AUTHOR=Zhang Yaoguang , Chen Jian , Pan Hao , Ma Xiaojiang , Jiang Li , Zhu Qian , Wu Huanyu , Wang Zhenyu 

TITLE=Development and Preliminary Application of a Triplex Real-Time Quantitative PCR Assay for the Simultaneous Detection of Entamoeba histolytica, Giardia lamblia, and Cryptosporidium parvum

JOURNAL=Frontiers in Microbiology

VOLUME=Volume 13 - 2022

YEAR=2022

URL=https://www.frontiersin.org/journals/microbiology/articles/10.3389/fmicb.2022.888529

DOI=10.3389/fmicb.2022.888529

ISSN=1664-302X

ABSTRACT=Objectives: In this study, we aimed to develop a triplex real-time quantitative PCR (qPCR) for the simultaneous differential detection of Entamoeba histolytica, Giardia lamblia, and Cryptosporidium parvum.
Methods: Specific primers and TaqMan probes were designed for the 16S-like SSU rRNA sequence of E. histolytica, the gdh sequence of G. lamblia, and the 18srRNA sequence of C. parvum. A triplex qPCR assay was developed based on single-duplicate experiments to evaluate its sensitivity, specificity, stability, and reproducibility. Additionally, 163 fecal samples from patients with diarrhea who tested positive for copro-antigen were tested to verify the practicality of the assay.
Results: The triplex qPCR assay could specifically detect E. histolytica, G. lamblia, and C. parvum without cross-reactivity amongst the target-specific TaqMan probes of these three intestinal protozoan parasites and did not produce amplification curves for any other non-target species, and had good specificity.

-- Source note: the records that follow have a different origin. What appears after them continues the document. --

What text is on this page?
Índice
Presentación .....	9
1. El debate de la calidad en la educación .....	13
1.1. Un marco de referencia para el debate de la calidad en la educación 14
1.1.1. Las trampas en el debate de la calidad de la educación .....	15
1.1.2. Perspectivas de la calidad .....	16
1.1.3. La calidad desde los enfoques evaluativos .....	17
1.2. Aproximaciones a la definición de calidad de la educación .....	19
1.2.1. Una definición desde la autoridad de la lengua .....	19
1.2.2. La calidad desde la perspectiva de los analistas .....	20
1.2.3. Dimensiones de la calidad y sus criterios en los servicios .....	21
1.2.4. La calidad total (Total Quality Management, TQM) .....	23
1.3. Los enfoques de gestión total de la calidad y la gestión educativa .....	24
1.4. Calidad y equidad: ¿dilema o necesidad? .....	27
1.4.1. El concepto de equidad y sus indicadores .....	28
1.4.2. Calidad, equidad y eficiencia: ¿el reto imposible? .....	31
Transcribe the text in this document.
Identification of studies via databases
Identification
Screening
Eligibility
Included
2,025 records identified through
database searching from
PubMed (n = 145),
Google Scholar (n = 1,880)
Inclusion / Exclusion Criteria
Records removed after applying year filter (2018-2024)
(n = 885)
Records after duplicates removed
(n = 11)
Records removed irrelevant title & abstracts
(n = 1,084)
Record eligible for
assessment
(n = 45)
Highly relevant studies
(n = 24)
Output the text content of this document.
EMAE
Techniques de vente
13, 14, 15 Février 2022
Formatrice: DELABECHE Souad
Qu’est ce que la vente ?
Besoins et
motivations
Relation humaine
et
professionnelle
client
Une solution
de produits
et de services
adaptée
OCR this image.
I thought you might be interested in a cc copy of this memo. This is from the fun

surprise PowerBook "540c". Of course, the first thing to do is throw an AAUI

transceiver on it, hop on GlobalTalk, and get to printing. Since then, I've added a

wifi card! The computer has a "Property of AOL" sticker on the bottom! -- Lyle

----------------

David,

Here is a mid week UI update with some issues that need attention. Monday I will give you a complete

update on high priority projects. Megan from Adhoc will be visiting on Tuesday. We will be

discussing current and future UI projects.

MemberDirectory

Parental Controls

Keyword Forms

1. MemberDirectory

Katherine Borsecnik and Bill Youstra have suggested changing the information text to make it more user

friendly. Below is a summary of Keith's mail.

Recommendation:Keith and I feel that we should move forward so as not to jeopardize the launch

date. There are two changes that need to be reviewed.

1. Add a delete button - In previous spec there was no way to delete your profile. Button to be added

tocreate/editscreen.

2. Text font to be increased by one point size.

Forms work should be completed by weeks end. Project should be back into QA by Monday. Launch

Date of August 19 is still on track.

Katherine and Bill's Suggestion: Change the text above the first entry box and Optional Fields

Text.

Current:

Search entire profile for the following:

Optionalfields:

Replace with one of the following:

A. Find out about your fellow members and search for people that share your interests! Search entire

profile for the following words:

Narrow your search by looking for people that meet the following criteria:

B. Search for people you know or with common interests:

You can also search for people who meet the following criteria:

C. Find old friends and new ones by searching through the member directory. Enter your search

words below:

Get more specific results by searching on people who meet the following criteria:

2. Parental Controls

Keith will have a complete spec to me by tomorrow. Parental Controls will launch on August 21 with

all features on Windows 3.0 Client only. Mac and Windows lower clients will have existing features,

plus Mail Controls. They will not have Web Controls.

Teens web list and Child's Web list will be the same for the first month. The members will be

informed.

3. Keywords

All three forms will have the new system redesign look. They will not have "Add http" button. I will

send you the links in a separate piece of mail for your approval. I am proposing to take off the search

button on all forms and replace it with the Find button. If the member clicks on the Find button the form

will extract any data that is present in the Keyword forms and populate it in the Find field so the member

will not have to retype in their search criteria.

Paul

Amplification of serial dilutions showed that the triplex qPCR detected as little as 500 copies/μL of standard plasmid DNA. The standard curve displayed good linearity between 5×102 and 5×108 copies/μL; qPCR assays were performed with an efficiency of more than 94% and R2 values were greater than 0.99. The triplex qPCR assay had good repeatability with intra- and inter-assay coefficients of variation less than 1.92%. Among the 163 fecal samples, four samples were confirmed to be positive for C. parvum using the triplex qPCR assay.
Conclusions: The triplex qPCR established in this study not only provides a rapid, sensitive, specific tool for the simultaneous detection of E. histolytica, G. lamblia, and C. parvum, but also has good practical application value.